Читать книгу Football Extreme - Rob Crossan - Страница 14
ОглавлениеWhy scoring a hat-trick really isn’t anything much to shout about if you’re a Luton Town fan
One of football’s most-repeated maxims is that young players need time to settle into the first team. They need a good few games to adapt to the faster pace, to lose their rawness and to mature slowly into a vital component of the first XI. Well, clearly nobody told the striker fielded by Luton Town on Easter Monday at their home Kenilworth Road in 1936.
DID YOU KNOW?
The record for the most Football League career goals belongs to Arthur Rowley. From 1946 to 1965 he scored 434 League goals in 619 matches for West Bromwich Albion, Fulham, Leicester City and Shrewsbury Town.
A fringe player in the Luton set up, Joe Payne, a wing half and former coal miner, had spent much of the previous few seasons loaned out at Biggleswade Town. He then came to manager Ned Liddell’s attention as a player who could fill in during an injury crisis so, to the surprise of many supporters, he was named in the starting line up to play as centre forward for a match against Bristol Rovers. He’d only made three previous appearances in the first team and wasn’t even named in the match programme that day, coming in only as a late replacement for the injured Billy Boyd.
The 22-year-old delighted Liddell and supporters alike by netting the first goal. Roberts then made it two. Surely nobody could ask for more from Payne? He’d scored on his debut and it was only natural that he would begin to tire in the second half. But then all hell broke loose.

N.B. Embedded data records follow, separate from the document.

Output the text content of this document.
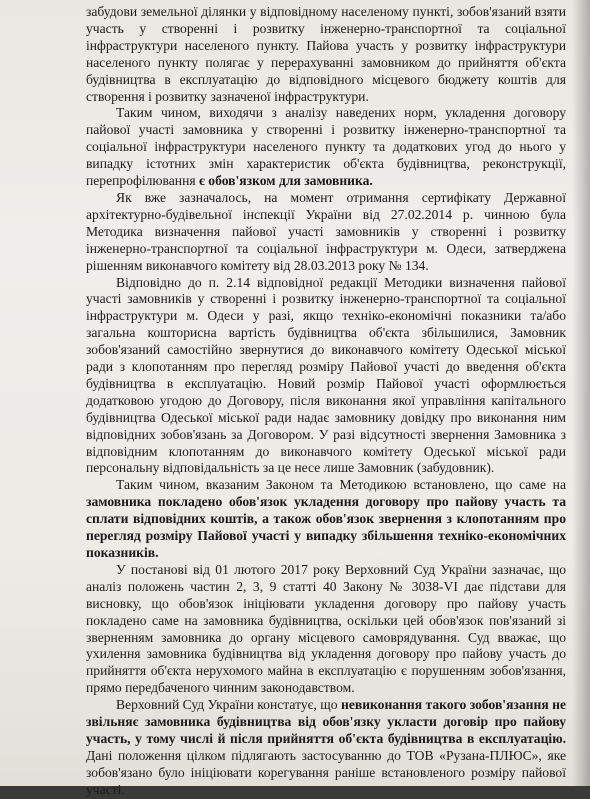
забудови земельної ділянки у відповідному населеному пункті, зобов'язаний взяти участь у створенні і розвитку інженерно-транспортної та соціальної інфраструктури населеного пункту. Пайова участь у розвитку інфраструктури населеного пункту полягає у перерахуванні замовником до прийняття об'єкта будівництва в експлуатацію до відповідного місцевого бюджету коштів для створення і розвитку зазначеної інфраструктури.

Таким чином, виходячи з аналізу наведених норм, укладення договору пайової участі замовника у створенні і розвитку інженерно-транспортної та соціальної інфраструктури населеного пункту та додаткових угод до нього у випадку істотних змін характеристик об'єкта будівництва, реконструкції, перепрофілювання є обов'язком для замовника.

Як вже зазначалось, на момент отримання сертифікату Державної архітектурно-будівельної інспекції України від 27.02.2014 р. чинною була Методика визначення пайової участі замовників у створенні і розвитку інженерно-транспортної та соціальної інфраструктури м. Одеси, затверджена рішенням виконавчого комітету від 28.03.2013 року № 134.

Відповідно до п. 2.14 відповідної редакції Методики визначення пайової участі замовників у створенні і розвитку інженерно-транспортної та соціальної інфраструктури м. Одеси у разі, якщо техніко-економічні показники та/або загальна кошторисна вартість будівництва об'єкта збільшилися, Замовник зобов'язаний самостійно звернутися до виконавчого комітету Одеської міської ради з клопотанням про перегляд розміру Пайової участі до введення об'єкта будівництва в експлуатацію. Новий розмір Пайової участі оформлюється додатковою угодою до Договору, після виконання якої управління капітального будівництва Одеської міської ради надає замовнику довідку про виконання ним відповідних зобов'язань за Договором. У разі відсутності звернення Замовника з відповідним клопотанням до виконавчого комітету Одеської міської ради персональну відповідальність за це несе лише Замовник (забудовник).

Таким чином, вказаним Законом та Методикою встановлено, що саме на замовника покладено обов'язок укладення договору про пайову участь та сплати відповідних коштів, а також обов'язок звернення з клопотанням про перегляд розміру Пайової участі у випадку збільшення техніко-економічних показників.

У постанові від 01 лютого 2017 року Верховний Суд України зазначає, що аналіз положень частин 2, 3, 9 статті 40 Закону № 3038-VI дає підстави для висновку, що обов'язок ініціювати укладення договору про пайову участь покладено саме на замовника будівництва, оскільки цей обов'язок пов'язаний зі зверненням замовника до органу місцевого самоврядування. Суд вважає, що ухилення замовника будівництва від укладення договору про пайову участь до прийняття об'єкта нерухомого майна в експлуатацію є порушенням зобов'язання, прямо передбаченого чинним законодавством.

Верховний Суд України констатує, що невиконання такого зобов'язання не звільняє замовника будівництва від обов'язку укласти договір про пайову участь, у тому числі й після прийняття об'єкта будівництва в експлуатацію. Дані положення цілком підлягають застосуванню до ТОВ «Рузана-ПЛЮС», яке зобов'язано було ініціювати корегування раніше встановленого розміру пайової участі.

Starting just before half-time and ending five minutes before the end of the match, Joe scored TEN goals in 63 minutes. Seven of the goals were scored with his feet and three with his head in a performance that has never been repeated to this day. A team-mate with the surname of Martin, who clearly must have thought this was all just a bit silly, scored in the last minute to even out the bragging rights a tad. But there was no doubt that it was Payne’s day as the match ended with a final scoreline of 12-0.
Unsurprisingly, interest from other clubs in the man who had made this most jaw-dropping of debuts came thick and fast and it wasn’t long before Payne was capped by England (he scored twice against Finland) whilst keeping up his penchant for goalscoring at Luton, netting an awesome 55 goals in 39 games to earn promotion for Luton the following season.
A big-money move to Chelsea followed. The timing, however, was appalling. The Second World War broke out, Payne broke his ankle twice, and despite a brief spell at West Ham after the war, his career faded. Payne died in 1974 but he’s never been forgotten at Kenilworth Road, with one of the executive suites named in honour of him to this day.
Joe Payne may have been destined to never be able to live up to that incredible goalscoring performance, but let’s put this into context. ‘Striker’ Brett Angell scored one goal in 19 appearances for Everton a few years back and Jason Lee scored fifteen in 94 appearances for Nottingham Forest. That’s only five more than Payne managed in an hour. Shame on you both.